Professor Doug Jones AO will participate in a panel discussion in a webinar “Roundtable on Managing Expert Witnesses: Hot-Tubbing Included!” as part of ‘ADR Online: AIAC Webinar series’ on Thursday, 18 June 2020 at 7pm MYT (GMT+8).
During this roundtable session, the panel will consider the issues below in their role as Presiding Arbitrator, Co-Arbitrators, Counsel, and Expert Witness and debate what the industry considers to be the foremost method for expert witness examinations in arbitration.
- Professor Doug Jones AO, Atkin Chambers
- Professor Janet Walker, Int-Arb Arbitrators
- Rajendra Navaratnam, Azman Davidson & Co
- Katie Chung, Norton Rose Fullbright (Asia) LLP
- Premjit Dass, Ankura
Background to the event:
From the courts of Australia came a new technique of examining expert witnesses called “Hot-Tubbing.” This technique has not only found a place in the courts but also has been widely adopted in arbitrations. While Hot-Tubbing has been oft considered, it is not the only way in which experts can be managed throughout the proceedings. Long before the emergence of Hot-Tubbing, tribunals implemented expert case management meetings as well as joint expert reports, which have arguably become a pivotal method for the conduct of effective arbitral proceedings. The apparent advantages of these methods of managing the experts, besides saving time, is that any disagreement between the experts becomes inherently obvious and they can discuss and challenge each other’s views on the spot.
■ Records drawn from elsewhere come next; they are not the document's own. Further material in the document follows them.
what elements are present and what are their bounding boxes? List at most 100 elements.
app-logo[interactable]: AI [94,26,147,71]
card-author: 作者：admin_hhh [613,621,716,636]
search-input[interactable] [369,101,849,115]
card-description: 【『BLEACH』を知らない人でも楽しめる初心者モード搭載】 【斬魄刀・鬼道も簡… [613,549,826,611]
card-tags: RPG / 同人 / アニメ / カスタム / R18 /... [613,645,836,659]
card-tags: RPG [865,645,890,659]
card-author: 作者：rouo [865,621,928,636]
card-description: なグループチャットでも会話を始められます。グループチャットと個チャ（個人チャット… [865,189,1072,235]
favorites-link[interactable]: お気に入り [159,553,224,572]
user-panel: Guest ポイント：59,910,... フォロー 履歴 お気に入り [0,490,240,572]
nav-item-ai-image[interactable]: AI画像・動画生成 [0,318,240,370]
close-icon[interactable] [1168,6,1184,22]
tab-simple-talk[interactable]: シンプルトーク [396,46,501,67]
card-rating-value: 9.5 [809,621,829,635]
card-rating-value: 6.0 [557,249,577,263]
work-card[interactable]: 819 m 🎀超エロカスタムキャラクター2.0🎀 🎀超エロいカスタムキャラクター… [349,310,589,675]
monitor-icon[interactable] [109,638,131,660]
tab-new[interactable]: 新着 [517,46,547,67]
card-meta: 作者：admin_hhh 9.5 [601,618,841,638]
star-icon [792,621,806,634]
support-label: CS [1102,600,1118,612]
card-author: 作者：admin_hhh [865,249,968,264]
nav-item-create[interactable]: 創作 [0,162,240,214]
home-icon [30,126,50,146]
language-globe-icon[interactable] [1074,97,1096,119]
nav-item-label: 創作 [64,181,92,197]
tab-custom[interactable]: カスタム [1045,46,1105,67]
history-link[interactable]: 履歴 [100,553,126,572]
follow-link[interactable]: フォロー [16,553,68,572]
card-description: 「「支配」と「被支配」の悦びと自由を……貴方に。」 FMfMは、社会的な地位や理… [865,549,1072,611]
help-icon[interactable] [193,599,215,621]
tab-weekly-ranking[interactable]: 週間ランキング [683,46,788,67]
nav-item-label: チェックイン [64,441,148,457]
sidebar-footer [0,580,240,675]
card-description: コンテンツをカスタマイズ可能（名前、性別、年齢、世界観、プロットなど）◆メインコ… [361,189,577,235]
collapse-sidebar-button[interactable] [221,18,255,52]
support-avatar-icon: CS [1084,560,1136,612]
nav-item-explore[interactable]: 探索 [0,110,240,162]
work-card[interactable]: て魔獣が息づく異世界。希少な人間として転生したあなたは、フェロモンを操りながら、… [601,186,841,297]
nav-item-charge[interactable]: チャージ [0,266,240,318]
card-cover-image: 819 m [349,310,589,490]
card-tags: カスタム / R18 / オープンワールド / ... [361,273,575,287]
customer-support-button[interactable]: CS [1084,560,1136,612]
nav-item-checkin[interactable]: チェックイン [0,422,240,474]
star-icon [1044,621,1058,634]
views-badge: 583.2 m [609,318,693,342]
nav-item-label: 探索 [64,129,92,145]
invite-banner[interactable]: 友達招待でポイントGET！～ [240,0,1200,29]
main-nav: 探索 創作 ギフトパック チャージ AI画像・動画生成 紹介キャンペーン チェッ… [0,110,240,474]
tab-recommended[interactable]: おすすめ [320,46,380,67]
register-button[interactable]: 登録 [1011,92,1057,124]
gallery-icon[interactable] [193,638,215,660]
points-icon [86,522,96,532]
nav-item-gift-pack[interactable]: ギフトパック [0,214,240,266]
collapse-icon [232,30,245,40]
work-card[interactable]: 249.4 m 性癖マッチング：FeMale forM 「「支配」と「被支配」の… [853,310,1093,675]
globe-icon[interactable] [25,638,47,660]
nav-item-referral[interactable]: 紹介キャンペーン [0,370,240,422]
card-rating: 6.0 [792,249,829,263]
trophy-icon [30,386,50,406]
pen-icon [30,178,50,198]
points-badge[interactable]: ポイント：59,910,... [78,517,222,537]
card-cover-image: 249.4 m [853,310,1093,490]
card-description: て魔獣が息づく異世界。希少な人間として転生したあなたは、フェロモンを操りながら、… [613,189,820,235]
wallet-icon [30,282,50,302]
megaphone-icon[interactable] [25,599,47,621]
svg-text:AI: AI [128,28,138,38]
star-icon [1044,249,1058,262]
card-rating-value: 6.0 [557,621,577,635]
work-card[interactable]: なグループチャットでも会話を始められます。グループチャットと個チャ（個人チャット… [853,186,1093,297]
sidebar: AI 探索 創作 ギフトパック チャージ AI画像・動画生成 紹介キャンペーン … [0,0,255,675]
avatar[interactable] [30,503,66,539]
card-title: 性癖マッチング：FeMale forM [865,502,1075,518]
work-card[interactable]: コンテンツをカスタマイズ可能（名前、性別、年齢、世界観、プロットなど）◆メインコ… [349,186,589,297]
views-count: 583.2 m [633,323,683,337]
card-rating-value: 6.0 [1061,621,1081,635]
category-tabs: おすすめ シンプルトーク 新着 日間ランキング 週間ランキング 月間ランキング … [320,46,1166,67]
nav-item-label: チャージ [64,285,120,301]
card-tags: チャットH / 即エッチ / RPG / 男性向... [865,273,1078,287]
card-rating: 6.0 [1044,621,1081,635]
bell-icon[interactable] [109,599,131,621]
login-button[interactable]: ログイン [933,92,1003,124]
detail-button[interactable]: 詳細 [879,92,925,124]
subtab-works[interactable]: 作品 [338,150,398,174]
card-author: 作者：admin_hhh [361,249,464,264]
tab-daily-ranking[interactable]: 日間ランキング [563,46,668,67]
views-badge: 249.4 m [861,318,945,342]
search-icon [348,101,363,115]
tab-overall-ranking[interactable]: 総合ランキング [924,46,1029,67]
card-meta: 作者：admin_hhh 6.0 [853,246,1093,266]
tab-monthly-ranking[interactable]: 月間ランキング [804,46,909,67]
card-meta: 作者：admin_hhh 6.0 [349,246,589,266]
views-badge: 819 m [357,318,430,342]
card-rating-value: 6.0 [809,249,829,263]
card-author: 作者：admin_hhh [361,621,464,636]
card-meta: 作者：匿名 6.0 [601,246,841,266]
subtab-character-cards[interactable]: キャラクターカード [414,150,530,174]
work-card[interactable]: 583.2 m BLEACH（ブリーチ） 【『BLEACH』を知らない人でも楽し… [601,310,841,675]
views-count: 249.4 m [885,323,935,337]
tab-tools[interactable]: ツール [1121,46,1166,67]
This exchange can provide more clarity to the complex technical issues and make it easier to understand for a tribunal that does not have in-depth technical expertise. Although these added benefits make the expert testimony more concise, some disadvantages are that parties are not in control of the process, which can detract from their presentation of the case. To some, being able to present a story with the expert or put the other side’s expert through rigorous cross-examination is of utmost importance. When Hot-Tubbing, for example, the arbitrators control the questions and therefore, the flow of the evidence provided. In weighing the costs and benefits of managing experts, what is more important, saving time and providing clarity or allowing the parties the opportunity to present their case as they so choose?